A man who held a grievance for years after he had been sold what turned out to be two blind ferrets assaulted the person he had purchased them from on the street, Carrick on Suir district court was told.
Judge Terence Finn was told that the ferrets were blind and were useless as a result for the purpose of hunting which they had been purchased for.
The confrontation took place on February 1st 2017 when the man who purchased the ferrets, Donal Kavanagh, Ballyheist, Carrick-on-Suir, observed the man he bought the ferrets from, Gary Dowley, on Kickham Street.
Sgt Ian Barrett told the court that Kavanagh dropped his shopping bags he had been carrying and went for Gary Dowley, catching him up by the throat and threatened to "punch the head off him” and said - “You caught me for a ferret”.
Dowley had sold the defendant two ferrets eight years ago. The defendant quickly realised there was something wrong with the ferrets and it turned out they were both blind.
Judge Finn asked if such a practice of selling ferrets was unique to Carrick on Suir and Michael Quirk, solicitor, who defended Kavanagh said he understood the practice to be a widespread one.
Mr Quirk said his client had an interest in hunting and purchased two young ferrets from Gary Dowley for €60 some years previously, about four years ago. It transpired the ferrets were blind and were useless for the purpose of hunting.

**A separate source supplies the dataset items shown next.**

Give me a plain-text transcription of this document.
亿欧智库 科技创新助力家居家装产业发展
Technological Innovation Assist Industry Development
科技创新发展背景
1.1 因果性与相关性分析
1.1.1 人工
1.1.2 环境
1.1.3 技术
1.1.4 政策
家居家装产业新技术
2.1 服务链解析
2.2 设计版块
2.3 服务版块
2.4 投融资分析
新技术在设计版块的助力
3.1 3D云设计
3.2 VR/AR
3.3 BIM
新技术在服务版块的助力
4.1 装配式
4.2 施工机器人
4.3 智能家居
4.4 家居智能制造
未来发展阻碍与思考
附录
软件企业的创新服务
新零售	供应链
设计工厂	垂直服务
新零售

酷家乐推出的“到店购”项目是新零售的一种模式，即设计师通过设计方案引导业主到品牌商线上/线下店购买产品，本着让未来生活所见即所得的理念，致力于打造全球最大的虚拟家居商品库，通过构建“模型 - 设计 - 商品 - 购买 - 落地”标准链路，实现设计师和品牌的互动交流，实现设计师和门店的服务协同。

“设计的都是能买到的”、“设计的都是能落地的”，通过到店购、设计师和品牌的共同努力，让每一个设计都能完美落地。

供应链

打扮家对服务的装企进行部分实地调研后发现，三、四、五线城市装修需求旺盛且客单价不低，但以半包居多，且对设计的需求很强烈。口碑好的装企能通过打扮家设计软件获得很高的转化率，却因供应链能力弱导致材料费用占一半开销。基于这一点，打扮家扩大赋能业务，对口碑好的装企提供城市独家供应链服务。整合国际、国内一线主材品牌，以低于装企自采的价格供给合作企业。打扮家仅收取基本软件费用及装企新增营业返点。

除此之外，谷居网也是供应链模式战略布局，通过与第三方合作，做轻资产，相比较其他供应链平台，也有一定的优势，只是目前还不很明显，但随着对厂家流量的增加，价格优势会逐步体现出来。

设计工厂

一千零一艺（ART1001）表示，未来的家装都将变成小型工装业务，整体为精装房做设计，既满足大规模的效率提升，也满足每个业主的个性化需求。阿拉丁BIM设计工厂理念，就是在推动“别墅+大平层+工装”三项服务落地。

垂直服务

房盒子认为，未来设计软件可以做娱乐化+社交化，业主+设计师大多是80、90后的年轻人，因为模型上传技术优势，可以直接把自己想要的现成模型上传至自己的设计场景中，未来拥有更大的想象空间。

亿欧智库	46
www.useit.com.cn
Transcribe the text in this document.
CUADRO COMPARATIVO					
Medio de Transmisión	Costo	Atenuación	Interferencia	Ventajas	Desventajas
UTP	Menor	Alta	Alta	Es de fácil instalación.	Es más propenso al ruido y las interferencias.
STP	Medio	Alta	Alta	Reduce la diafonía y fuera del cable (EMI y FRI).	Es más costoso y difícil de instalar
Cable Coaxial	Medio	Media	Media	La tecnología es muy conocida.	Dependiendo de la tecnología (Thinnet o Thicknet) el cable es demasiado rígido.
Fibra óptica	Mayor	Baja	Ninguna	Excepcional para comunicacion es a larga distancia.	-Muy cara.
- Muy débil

Kavanagh met Dowley on a number of occasions afterwards and he never got any satisfaction out of him when he brought up the issue of the blind ferrets.
On the day the confrontation took place, his client just met the man that had sold him the ferrets and reacted in that way
His client was fifty five years of age, was a single man and was in poor health. He assured the court that nothing like this would happen again.
Judge Finn asked if the defendant was prepared to issue an apology to the injured party .
Mr Quirk said Kavanagh was prepared to apologise to Dowley.
Judge Finn said if the defendant had a grievance he had the option of going to the small claims in the civil courts.
“He should have put the grudge or animosity behind him”, said Judge Finn, rather than behave in such a manner on a public street years after the transaction had taken place.
Judge Finn said he accepted the apology offered and that the matter was now at an end, and imposed a fine of €300 on Kavanagh on the assault charge.
Kavanagh had one previous conviction for a public order matter.